Businesses often work with different vendors to provide their product or service. All of these agreements make up what is referred to as the “supply chain”. Each supplier is expected to meet pre-defined conditions in order to ensure that he does not endanger his customer or create unmanaged exposures. Risks to customers may arise from the fact that the supplier provides a service that is at the core of the customer's business (such as TSMC for Apple), a service that exposes the customer to privacy and compliance (e.g., leakage of sensitive information by the supplier) or information and data security risks.
A supply chain security event is estimated to result in a $15 million loss on average. However, the potential damage is not limited to finances, but can affect corporate reputation, the ability to continue to provide the service / product in the long run and could have other indirect consequences. Since 2015 we have seen a 70% increase in attacks to corporations through the supply chain. Studies by VERIZON and others estimate that in the next three years we will experience "mega-cyber-attacks" to the supply chain.
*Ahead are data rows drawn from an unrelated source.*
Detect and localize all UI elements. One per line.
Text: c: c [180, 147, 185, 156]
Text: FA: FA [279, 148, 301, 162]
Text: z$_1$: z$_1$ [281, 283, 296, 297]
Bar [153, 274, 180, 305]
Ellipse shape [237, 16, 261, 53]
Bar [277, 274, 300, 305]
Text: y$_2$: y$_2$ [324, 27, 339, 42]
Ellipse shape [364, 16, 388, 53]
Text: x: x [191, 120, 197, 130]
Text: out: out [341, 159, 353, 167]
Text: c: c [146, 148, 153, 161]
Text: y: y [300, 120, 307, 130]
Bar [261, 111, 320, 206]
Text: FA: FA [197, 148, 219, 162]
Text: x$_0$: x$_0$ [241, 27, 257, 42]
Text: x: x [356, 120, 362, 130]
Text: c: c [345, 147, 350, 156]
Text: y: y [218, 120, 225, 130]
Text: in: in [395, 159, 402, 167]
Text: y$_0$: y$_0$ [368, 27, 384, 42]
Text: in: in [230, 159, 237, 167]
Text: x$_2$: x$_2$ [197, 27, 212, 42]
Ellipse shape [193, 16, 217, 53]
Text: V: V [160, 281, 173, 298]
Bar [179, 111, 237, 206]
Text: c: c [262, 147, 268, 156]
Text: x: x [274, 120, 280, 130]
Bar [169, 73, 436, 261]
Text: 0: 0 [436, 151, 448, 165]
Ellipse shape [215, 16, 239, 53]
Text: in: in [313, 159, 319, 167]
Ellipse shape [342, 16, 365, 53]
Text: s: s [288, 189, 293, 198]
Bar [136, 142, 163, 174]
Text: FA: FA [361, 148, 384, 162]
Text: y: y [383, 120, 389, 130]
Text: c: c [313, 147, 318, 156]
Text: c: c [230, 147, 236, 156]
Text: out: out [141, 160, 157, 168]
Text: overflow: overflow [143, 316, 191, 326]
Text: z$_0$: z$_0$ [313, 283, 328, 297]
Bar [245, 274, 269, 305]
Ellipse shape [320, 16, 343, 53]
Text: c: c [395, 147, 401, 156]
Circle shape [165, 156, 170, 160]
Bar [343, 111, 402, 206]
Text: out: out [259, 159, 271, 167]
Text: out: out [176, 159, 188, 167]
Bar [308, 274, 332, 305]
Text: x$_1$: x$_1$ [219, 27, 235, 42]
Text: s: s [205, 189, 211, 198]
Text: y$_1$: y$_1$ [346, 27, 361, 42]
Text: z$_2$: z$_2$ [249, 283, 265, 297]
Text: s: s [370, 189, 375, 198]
It is therefore incumbent upon every company to assess risk associated with its supply chain and subsequently make risk-based decisions about the treatment strategy and level of security it expects from its suppliers. This process is called Supply Chain Risk Management. The security check is performed via a survey with parameters laid out by official agencies (The Cyber Network, NIST, the Privacy Protection Authority) and by the customer himself.
The proliferation of suppliers and frequent changes in technology make it difficult to effectively manage risk in the supply chain. Financial organizations, for example, conduct annual survey of approximately 40% of their significant suppliers, meaning that every supplier is thoroughly examined only once every two years. In this fast changing world, late or a lack of detection of critical defects (about 15 defects per supplier on the average) can result in serious damage to the supply chain to the point of disabling key company activities and presenting an existential threat to the organization.
Regulations and economic agreements on the subject require uniform language. The parameters that determine what a critical supplier is and what rules apply to it must be consistent among all the entities. The survey specifications and implementation methodology, as well as the set of skills required to conduct the surveys, should create a benchmark and transparency that will result in an organizations confidence to rely on prior vendor tests. The gap management program can give value both to customers and suppliers who suffer from repeated audits and wasted time and resources. Thus, the entire economy will be able to benefit from a uniform system of grades and a clear and comprehensive risk level for each supplier.
Company's senior management must channel resources to protect the soft underbelly - the supply chain - in order to prevent economic and reputational damage by applying the principles of quality risk management based on empirical data. Today, various authorities publish risk management recommendations in the supply chain and companies can choose whether to comply. In my opinion, the more regulators understand the nature of risk, the more regulation will be tightened, so it is desirable and necessary for companies to adopt today, both local and international standards as well as tools for effective and safe supply chain management.